辺りは霧に包まれている。どっちが正しい方向なのかわからない。

……そんな…嘘だろ……?

こうなれば、もう立ち往生するしかなかった。


冷や汗をかき、私はすぐさま電話をかけた。繋がれば、まあ何とかなるだろう。

ツーツーツー

ツーツーツ

……

つながらない。次だ。

周波数を変える。

ツーツーツー

……

噓だろ?

ツーツーツー

……

呼吸が荒くなり、平常心がなくなっていく。

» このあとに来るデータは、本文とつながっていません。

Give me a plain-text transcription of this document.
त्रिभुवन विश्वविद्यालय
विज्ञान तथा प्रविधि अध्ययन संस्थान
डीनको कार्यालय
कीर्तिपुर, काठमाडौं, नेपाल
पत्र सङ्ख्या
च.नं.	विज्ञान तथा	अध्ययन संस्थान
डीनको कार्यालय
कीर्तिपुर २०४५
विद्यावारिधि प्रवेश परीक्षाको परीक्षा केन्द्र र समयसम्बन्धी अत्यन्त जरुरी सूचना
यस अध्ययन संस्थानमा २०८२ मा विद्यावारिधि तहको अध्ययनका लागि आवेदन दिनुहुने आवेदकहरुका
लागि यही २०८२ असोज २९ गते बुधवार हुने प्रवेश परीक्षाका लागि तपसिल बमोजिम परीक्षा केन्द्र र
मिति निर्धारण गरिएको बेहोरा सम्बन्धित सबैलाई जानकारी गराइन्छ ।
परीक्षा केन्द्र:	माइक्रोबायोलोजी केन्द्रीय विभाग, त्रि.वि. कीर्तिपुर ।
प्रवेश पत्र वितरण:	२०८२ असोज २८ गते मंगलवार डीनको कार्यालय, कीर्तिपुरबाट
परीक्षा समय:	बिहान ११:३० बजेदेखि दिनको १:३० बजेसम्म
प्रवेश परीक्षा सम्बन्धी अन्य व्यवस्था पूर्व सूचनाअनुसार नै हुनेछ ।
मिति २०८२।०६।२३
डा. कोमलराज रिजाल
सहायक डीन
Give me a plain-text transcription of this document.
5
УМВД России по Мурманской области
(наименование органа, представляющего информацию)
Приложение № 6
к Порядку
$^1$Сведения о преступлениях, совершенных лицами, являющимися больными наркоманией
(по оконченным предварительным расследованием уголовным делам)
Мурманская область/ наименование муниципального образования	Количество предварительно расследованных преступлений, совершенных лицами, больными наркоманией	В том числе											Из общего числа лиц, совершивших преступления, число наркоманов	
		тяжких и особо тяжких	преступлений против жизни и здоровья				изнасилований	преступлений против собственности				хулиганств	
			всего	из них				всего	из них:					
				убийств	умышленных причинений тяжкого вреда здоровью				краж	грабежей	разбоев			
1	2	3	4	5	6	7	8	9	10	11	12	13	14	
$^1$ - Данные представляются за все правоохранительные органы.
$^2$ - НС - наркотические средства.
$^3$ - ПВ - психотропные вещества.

周波数のネジを回し続けて、心を落ち着かせる。

大丈夫だ。そんなことにはならない。お前は産まれてこの方ラッキーな奴だ。大丈夫…大丈夫……

ツーツーツー

ツーツーツー

……

ツー……

ははは……

そんなわけ……ないだろ……?


無線機の画面が変わった。

“圏外”


……

私は膝から崩れ落ちた。完全に脱力して、何も考えられない。

「はぁ……はぁ……」

地底《ここ》で……死ぬ……?


……いっいや。落ち着け落ち着け。そんなわけないじゃないか。こんな死に方、あるわけない。何か、脱出方法があるはずだ。

……探せ……探せ……絞りだすんだ。どんなものでもいい。どんな手を使ったって今よりは良いんだ……

……お前は冒険家なんだろ?それぐらい、いくらでも思いつくはずだろ?


………

ない。

これが私が五分考えて導き出した唯一の答えだった。私は国会議員。雑用しかできない最低議員だ。冒険家なんかじゃない。

ここは人類未踏の地だ。頼れるものも、食べ物もない。ここは地上ふるさとじゃない。生まれたときからコンビニがあって、交番があって、町の人たちがいる。そんなのじゃない…


「は、ははは…」


精神がおかしくなっていくのを感じる。まるで見えているものすべてが幻覚のような気がする。

私は、我を忘れた。

「ははは……」

死ぬんだ。地底で、訪問中に勝手に遭難して、戻れなくなって死ぬんだ。

状況が飲み込めない。わけが分からない。


助けは来ない。


ここには誰もいない…


わけもわからず、早歩きする。突っ立って死ぬよりかはましだ。

時間がたつにつれ、だんだん早くなっていく。目にはようやく涙がこぼれ始めた。パンクした頭の中では、いろいろな思い出がよみがえる。いろいろな人の顔が見える。

数日前の今頃、私は何をしていただろうか。缶コーヒーを片手に、ベンチで青空を眺めていた。何気ない日常。平凡で、思わずあくびが出る日々……

こうこうと照らす太陽、小鳥たちのさえずり。セミの声が聞こえ、子供たちがカラフルな服を着て遊んでいる……

戻りたい。地上へ帰りたい……


ここは新しい世界じゃない。未知の世界だ。